Date issued: December 2019
For review: December 2021
Ref: A-234/Imaging/CH/Aftercare: For people with claustrophobia
Is it just me?
Firstly, we would like to reassure you that you are not the only person who didn’t manage to complete their MRI (Magnetic Resonance Imaging) scan. Your reaction is not unusual and there is nothing wrong with you. You have experienced a genuine claustrophobic reaction and you have done well to even attempt the scan.
So what happens next?
We will give your details to one of our Consultant Radiologists. A Radiologist is the doctor who interprets the scans and writes the report. It is this written report that is given to your doctor who asked for the scan.

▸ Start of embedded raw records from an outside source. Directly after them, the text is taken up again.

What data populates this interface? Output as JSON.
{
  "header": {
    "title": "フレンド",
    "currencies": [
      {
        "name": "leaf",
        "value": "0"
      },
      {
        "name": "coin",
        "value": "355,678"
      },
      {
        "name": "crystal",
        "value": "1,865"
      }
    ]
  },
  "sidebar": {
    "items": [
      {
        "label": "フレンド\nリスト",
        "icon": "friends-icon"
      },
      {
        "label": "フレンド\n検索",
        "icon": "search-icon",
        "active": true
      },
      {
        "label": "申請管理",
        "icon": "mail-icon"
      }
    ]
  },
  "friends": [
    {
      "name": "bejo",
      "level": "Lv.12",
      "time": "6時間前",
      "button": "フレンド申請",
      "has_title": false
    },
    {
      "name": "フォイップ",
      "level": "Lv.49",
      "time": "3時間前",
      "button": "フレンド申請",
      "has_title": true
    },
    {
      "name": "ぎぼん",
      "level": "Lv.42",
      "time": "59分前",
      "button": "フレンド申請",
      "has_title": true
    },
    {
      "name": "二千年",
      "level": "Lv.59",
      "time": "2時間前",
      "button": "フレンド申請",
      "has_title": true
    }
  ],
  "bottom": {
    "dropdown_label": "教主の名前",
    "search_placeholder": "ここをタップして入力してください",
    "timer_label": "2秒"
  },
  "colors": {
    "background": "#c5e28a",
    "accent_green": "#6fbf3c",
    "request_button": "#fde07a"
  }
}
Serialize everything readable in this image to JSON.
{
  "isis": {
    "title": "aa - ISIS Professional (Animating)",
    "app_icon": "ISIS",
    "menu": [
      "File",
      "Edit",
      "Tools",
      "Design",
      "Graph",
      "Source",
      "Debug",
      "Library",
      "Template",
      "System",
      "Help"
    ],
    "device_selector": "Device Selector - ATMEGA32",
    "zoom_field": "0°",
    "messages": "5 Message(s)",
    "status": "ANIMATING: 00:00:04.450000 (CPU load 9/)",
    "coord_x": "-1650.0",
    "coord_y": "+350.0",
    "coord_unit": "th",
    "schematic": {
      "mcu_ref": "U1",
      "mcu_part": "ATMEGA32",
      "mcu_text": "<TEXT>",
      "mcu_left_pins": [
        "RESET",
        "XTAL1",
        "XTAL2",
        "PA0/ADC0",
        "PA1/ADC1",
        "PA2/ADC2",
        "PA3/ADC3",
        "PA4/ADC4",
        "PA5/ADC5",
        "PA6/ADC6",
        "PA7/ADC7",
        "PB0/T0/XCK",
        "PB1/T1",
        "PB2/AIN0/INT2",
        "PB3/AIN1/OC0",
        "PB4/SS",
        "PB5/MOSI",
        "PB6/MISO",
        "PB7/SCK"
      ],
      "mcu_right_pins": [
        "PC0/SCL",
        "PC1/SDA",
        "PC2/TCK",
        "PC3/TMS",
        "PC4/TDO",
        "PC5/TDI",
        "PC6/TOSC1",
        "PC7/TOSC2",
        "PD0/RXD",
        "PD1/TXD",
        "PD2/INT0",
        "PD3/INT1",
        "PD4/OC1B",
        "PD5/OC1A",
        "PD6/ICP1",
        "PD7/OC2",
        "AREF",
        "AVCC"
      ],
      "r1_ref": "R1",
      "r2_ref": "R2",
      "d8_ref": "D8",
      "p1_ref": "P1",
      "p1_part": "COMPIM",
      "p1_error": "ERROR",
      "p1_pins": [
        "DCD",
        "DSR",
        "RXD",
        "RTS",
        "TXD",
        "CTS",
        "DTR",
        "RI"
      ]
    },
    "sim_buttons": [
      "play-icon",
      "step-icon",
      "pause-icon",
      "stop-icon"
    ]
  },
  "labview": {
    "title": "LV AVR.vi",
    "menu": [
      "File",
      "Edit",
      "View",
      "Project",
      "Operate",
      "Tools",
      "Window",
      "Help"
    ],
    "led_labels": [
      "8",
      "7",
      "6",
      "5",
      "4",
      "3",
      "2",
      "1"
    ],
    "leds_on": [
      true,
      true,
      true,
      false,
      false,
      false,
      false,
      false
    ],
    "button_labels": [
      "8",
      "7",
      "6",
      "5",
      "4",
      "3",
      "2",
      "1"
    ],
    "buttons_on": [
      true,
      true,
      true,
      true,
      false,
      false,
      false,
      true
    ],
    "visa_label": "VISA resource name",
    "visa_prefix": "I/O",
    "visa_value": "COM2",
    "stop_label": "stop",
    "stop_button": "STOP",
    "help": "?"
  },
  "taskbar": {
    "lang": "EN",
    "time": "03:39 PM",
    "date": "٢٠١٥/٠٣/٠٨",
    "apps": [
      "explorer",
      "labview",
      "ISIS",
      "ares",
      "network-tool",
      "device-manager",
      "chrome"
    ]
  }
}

The Radiologist will review your details and will suggest, often in discussion with your doctor, what to do next. If you managed part of the scan, it may be that we have just enough information to answer the question, and further imaging is not required at this stage.
Other options include:
- Selecting a different type of imaging test that may provide enough information to help with your care.
- Attempting the MRI scan again with sedation. There are two options, depending on your clinical symptoms and medical history:
- An oral anxiolytic (sedation) is a medicine that might be prescribed by the doctor who referred you for the MRI. You would not need to stay in hospital, although you would be asked not to drive after you have taken it. If this option is suggested, you will need to contact the doctor who referred you for the MRI for the prescription, and you will be given a repeat MRI appointment as an outpatient.
- A stronger oral sedative can be given, but requires you to be admitted to the hospital as a day patient. This requires you to be referred to the hospital by your doctor, and therefore takes longer to organise. You would come in as a ‘daycase’ patient and stay for a number of hours until the clinical team are satisfied that the sedation has worn off. Your MRI appointment would be scheduled at an appropriate time during that day and you would be brought to the MRI department on a hospital trolley.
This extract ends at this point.